# Data Science Portfolio - Part II (40 marks)

This question has been created to test your statistical analysis and programming knowledge in Python. 

You are given a `csv` file, which include various data entries for each football match in **English Premier League** during the 2020-2021 season. To name a few of these entries: date, referee name, number of goals, red cards, etc. The `csv` dataset you are provided contains one row per football match. The column names are abbreviations and given as: 

```
Div = League Division
Date = Match Date (dd/mm/yy)
Time = Time of match kick off
HomeTeam = Home Team
AwayTeam = Away Team
FTHG = Full Time Home Team Goals
FTAG = Full Time Away Team Goals
FTR = Full Time Result (H=Home Win, D=Draw, A=Away Win)
HTHG = Half Time Home Team Goals
HTAG = Half Time Away Team Goals
HTR = Half Time Result (H=Home Win, D=Draw, A=Away Win)
Referee = Match Referee
HS = Home Team Shots
AS = Away Team Shots
HST = Home Team Shots on Target
AST = Away Team Shots on Target
HF = Home Team Fouls Committed
AF = Away Team Fouls Committed
HC = Home Team Corners
AC = Away Team Corners
HY = Home Team Yellow Cards
AY = Away Team Yellow Cards
HR = Home Team Red Cards
AR = Away Team Red Cards
```


In this exercise, you are asked to perform a number of operations to:

 - perform statistical analysis of the data, and

 - gain insights from the data.

In [None]:
# suggested imports
import pandas as pd
import numpy as np
import statsmodels.api as sm
import scipy
from urllib import request
import scipy.stats as stats
from statsmodels import graphics
import arviz as az
import pymc3 as pm
from pymc3 import glm
%matplotlib inline
import matplotlib.pyplot as plt
from sklearn.metrics import accuracy_score, RocCurveDisplay, auc, roc_curve
import seaborn as sns
sns.set_style(style="darkgrid", rc={"axes.facecolor": ".9", "grid.color": ".8"})
sns.set_palette(palette="deep")
sns_c = sns.color_palette(palette="deep")

In [None]:
module_url = f"https://raw.githubusercontent.com/oktaykarakus/cmt309-portfolio/main/EPL_season-2021.csv"
module_name = module_url.split('/')[-1]
print(f'Fetching {module_url}')
with request.urlopen(module_url) as f, open(module_name,'w') as outf:
  a = f.read()
  outf.write(a.decode('utf-8'))

df = pd.read_csv('EPL_season-2021.csv')
df = df.fillna('')

In [None]:
df.head(10)

## P2.1 - Data Pre-processing and Exploratory Analysis (11 marks)

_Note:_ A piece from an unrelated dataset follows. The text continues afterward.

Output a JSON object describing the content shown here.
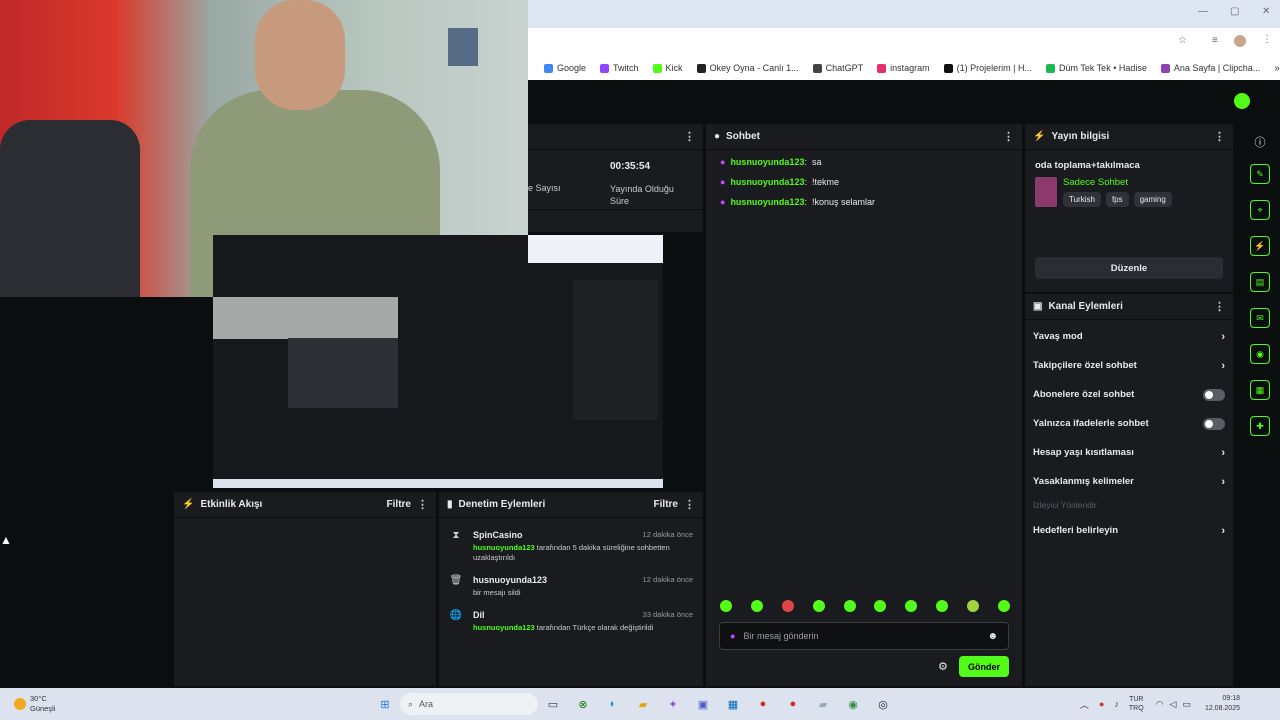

In this question, your task is to use `pandas` and other required modules to preprocess the data frame, `df`. Preprocessing will include: add/remove/recode columns in `df`. In addition, to further explore the dataset, you need to produce a number of exploratory plots. 

#### P2.1.1 - Add Booking Points Columns (1 marks) 

Sometimes, in order to better analyse any given data set, one can create a new type of feature by combining two or more existing entries of the data frame. In this question, you are asked to create a function `add_booking_pts(df)` which creates two new columns of: **Home booking points (HBP)**, and **Away booking points (ABP)** by using four existing columns of HY, AY, HR, and AR.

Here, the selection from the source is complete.